You get the impression that Brian Kelly has learned how to deal with the necessary evils of serving as the football coach at Notre Dame. Maybe he secretly embraces, what he terms “the noise,” surrounding the supposed no-longer-relevant program, but he won't admit to loving the attention, but he does acknowledge it.
In his first two seasons in guiding the Fighting Irish, Kelly felt the spotlight growing brighter with each defeat. However, during this season, it's been the exact opposite. His team has gone unscathed through its first five games and is now ranked seventh nationally, and the spotlight is white-hot.
The Irish will host 17th-ranked Stanford on Saturday (NBC, 3:30 p.m.) and the cast of ESPN's College GameDay will be on hand broadcasting from the South Bend campus.
“You want to be in that group of football programs that has College GameDay on your campus,” Kelly said. “You want to be that program that appeals to the audience that we are out recruiting.”
Therein lies Kelly's mission for building this football program. He isn't so concerned about what he, a 50-year-old enjoys, but what the future of the program (nationally-rated recruits) finds appealing about South Bend.
Kelly has made – in some ways quietly and other ways publicly – his opinions known to the university about bucking some traditions and moving forward in order to become “cool” with the younger generation.
He has had the gold on the helmets brightened.
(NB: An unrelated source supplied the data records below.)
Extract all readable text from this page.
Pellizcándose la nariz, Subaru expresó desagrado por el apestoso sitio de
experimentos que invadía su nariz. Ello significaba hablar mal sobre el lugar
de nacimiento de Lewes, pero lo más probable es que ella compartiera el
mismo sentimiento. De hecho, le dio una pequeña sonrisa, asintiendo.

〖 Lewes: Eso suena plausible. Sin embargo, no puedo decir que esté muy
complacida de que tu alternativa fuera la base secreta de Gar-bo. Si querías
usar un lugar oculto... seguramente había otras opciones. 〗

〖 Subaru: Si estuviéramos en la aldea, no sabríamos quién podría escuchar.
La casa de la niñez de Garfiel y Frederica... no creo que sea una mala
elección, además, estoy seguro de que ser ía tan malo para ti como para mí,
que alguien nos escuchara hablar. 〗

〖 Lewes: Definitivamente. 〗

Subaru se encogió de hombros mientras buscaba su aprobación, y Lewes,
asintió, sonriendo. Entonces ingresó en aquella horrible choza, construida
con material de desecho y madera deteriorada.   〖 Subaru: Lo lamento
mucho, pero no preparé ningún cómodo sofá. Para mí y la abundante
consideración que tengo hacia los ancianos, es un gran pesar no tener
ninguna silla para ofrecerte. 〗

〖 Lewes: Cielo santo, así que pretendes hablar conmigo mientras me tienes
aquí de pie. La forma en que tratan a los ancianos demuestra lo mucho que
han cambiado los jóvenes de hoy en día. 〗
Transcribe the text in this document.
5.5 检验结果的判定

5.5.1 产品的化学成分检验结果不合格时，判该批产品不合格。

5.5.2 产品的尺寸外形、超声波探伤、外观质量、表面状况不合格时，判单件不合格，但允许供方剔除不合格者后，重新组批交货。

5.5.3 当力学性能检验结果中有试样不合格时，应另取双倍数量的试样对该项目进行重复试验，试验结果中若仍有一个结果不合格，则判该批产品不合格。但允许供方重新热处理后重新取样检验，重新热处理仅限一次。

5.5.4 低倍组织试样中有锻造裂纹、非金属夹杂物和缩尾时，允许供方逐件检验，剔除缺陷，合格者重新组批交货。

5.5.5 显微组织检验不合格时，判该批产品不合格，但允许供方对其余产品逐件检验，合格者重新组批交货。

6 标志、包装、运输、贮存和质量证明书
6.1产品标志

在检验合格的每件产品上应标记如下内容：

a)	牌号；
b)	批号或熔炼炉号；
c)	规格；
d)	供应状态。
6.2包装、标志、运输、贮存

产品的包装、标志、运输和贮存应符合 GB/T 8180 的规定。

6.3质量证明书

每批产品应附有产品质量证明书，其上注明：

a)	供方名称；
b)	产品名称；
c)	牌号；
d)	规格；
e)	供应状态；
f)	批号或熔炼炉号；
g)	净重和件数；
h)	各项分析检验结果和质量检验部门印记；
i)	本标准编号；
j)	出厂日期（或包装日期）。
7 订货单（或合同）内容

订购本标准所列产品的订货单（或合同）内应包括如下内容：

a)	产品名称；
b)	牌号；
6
The game day atmosphere at Notre Dame Stadium now includes the music of Ozzy Osbourne (approximately every 17 seconds), and last Saturday the biggest change of all – the wacky and wild unveiling of new uniforms (only to be worn once, thankfully).
“You saw those uniforms,” Kelly explained on Sunday, “we got great feedback from those.”
All of these changes heighten the awareness of the Irish program with the youth of America, and that increase in exposure is seemingly just fine with Kelly.
“We're excited about the spotlight being here in South Bend,” Kelly said. “But I'll work diligently to keep our guys on task.”
That has been a chore of late, as Notre Dame has been featured on a recent cover of Sports Illustrated, as well as serving as the subject of an upcoming piece produced by NFL Films.
That latter organization has spent the past 10 days trailing the Irish players in workouts and practice and Kelly says it is business as usual for this storied program.
“It's a life in the day of the Notre Dame football program,” Kelly said. “It's kind of business as usual, but having said that, we'll have to remind 18- to 21-year-olds about how they got here.”
The exposure is abundant and intense, but thus far through Notre Dame's rise through the national polls, Kelly said that his players haven't gotten too full of themselves yet, so all has been good to this point.
“You want to be in that in crowd,” Kelly said. “You don't want to be on the other side looking in. All of those things are great.”